Current Conditions in Yosemite

posted May 8, 2017, 9:06 PM by Paul Wagner
Straight from the horse's mouth--or the YNP website:

General Conditions

After one of the wettest winters in Yosemite history, spring has arrived with warming temperatures and a host of challenges for backpackers in the wilderness. Despite rising water levels from spring runoff, 4-7 ft of snow persists at 7,500 ft with 10 ft or more at the higher elevations. The snowline has crept up to roughly 7,000 ft but is still widely variable depending on aspect and topography. With such abundance, snow will linger well into the summer months, especially at higher elevations.

Increasing water levels from spring run-off will make many streams and creeks difficult or impossible to cross. This is further complicated by steep snow banks that persist on either side.

With the heavy rain and snow this winter, some trails may have more erosion damage than usual.
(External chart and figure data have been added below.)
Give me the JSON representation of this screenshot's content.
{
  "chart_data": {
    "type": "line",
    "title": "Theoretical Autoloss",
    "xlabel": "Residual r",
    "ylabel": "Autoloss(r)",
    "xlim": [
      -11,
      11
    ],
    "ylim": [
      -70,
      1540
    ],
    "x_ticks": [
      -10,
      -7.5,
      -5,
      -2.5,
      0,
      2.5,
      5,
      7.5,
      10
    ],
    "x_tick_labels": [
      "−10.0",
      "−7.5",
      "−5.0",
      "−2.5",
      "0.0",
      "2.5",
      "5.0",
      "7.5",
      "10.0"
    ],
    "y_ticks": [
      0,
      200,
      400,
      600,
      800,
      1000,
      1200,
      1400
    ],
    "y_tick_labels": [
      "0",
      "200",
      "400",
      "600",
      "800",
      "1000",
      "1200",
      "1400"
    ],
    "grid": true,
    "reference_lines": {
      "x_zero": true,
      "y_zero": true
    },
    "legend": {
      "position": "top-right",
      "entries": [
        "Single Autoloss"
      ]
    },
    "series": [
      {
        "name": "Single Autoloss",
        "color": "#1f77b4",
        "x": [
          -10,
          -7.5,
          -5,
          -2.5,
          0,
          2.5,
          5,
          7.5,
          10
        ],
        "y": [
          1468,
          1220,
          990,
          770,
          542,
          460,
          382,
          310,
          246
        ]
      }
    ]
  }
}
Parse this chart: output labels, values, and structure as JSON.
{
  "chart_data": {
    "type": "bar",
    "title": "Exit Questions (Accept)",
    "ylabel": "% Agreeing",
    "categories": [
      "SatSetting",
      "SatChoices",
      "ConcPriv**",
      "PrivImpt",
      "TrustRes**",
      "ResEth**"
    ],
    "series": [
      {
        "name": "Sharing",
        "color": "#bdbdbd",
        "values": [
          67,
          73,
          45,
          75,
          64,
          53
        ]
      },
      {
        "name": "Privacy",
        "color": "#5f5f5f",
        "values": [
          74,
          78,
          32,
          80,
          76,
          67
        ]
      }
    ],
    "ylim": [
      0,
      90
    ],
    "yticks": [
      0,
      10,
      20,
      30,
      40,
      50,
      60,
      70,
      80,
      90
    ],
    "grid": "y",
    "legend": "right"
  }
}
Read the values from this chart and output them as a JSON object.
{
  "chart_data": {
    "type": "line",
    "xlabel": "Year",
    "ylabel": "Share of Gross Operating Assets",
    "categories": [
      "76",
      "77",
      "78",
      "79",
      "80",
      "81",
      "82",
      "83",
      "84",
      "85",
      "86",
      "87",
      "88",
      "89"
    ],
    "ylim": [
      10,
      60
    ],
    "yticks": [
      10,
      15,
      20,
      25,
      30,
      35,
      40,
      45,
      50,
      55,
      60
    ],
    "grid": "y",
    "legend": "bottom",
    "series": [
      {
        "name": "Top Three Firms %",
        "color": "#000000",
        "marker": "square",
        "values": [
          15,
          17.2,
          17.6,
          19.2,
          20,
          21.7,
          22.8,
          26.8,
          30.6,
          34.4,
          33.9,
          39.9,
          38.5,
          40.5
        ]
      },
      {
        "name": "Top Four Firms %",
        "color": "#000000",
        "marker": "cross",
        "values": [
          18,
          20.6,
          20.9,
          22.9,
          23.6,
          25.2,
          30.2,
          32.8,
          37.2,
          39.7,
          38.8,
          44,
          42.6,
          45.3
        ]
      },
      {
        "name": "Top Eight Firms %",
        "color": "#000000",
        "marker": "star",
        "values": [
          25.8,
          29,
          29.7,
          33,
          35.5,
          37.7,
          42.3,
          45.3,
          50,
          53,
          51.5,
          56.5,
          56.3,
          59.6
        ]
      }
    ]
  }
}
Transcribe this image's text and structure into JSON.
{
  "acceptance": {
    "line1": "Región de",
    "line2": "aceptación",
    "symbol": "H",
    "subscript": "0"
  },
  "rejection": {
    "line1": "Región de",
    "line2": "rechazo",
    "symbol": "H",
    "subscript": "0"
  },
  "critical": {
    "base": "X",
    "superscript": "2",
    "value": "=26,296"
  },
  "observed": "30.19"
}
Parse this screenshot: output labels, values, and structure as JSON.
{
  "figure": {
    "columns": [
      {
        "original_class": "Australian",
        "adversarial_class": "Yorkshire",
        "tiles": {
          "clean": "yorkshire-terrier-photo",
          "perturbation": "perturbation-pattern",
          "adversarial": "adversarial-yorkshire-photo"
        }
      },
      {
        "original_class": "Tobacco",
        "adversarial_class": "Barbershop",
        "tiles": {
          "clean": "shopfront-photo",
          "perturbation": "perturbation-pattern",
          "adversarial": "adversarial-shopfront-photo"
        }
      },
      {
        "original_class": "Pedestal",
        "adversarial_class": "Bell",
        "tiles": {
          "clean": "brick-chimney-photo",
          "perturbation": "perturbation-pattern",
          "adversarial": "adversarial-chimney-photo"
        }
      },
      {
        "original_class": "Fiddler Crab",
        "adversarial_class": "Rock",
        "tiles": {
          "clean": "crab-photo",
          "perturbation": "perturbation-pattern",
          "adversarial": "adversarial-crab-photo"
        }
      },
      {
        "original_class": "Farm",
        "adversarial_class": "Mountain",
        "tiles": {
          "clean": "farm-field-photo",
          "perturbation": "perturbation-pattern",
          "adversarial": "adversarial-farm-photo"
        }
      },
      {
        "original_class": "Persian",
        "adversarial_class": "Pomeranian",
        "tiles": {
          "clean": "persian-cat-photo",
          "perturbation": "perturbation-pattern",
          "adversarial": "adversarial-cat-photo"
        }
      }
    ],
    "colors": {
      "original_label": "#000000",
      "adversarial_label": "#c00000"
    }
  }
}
Trails may have also experienced mudslides, rockfalls, and/or multiple downed trees. Exercise caution when traveling on trails and turn around if you do not feel comfortable going forward.

Winter travel techniques and skills are a must if you wish to backpack in Yosemite over the next few months. Be prepared for near-freezing temperatures at night and variable temperatures during the day. Except for the lower elevations and exposed areas, plan to camp in the snow. Springs storms can come at any time with heavy snowfall, making travel and navigation very difficult. Always be sure to check a current weather forecast before you start your trip and be prepared for a multitude of conditions.

Summer Outlook: Yosemite has received the most precipitation in its recorded history his winter (water year from Oct-Sept). However, the overall 2017 snowpack is only the 4th wettest on record in Yosemite and 176% of average. How can this be? Many of the storms this winter were relatively warm, meaning that while snow fell at the higher elevations it rained at lower elevations where it often times snowed in the past. This bears out in the snowpack with an uneven distribution of snow. The higher elevations, approximately 8,500 ft and above, are about 215% of average and are the highest on record, whereas the lower elevations are only 150% of average. Hence, the overall average of the snowpack is not a record.

It bears repeating, don't let the overall snowpack number average fool you. At elevations at 8,500 ft and above, this year is the highest on record! This Wilderness ranger echoes what the park hydrologist says, that it would be 'overly optimistic' to think about hiking easily in the higher elevations until August.

The recent May 1 snow surveys further reiterated this trend where most of the snow courses 8,500 ft and above were 215% or more of average. The two highest elevation courses are the also the highest percentage at 230%. The percentage of snow for the time of year stayed consistent or even increased a little compared to the April 1 snow survey, meaning there was no significant melt in April.

Spring weather will determine the amount of snow on the trails in July and August. A warm & dry spring will promote snowmelt whereas a cool & wet spring will diminish snowmelt. The chances of a warm, normal or cold spring are roughly equal, meaning a 33% chance for each. To make a significant change in the snowpack, the spring will have be particularly warm and sunny, making it even less likely. Spring weather can be highly variable and with any weather, it is unknown what it will be in the coming months.

So far spring has been cooler and wetter than normal, with April having above normal precipitation and below normal temperatures. Despite a few warm days so far in May, the weather is forecast to be cooler with the potential for precipitation for the next week.

For summer trips, be prepared for a different than usual hiking experience. Expect snow on the trails at elevations above 8,000 ft well into July and even August. There will likely be high creek crossings, snow on the trail and you may have to alter your route significantly depending on the conditions. Creek crossings in particular maybe challenging because if the creek is too high there are few options to cross and you may have to turn around.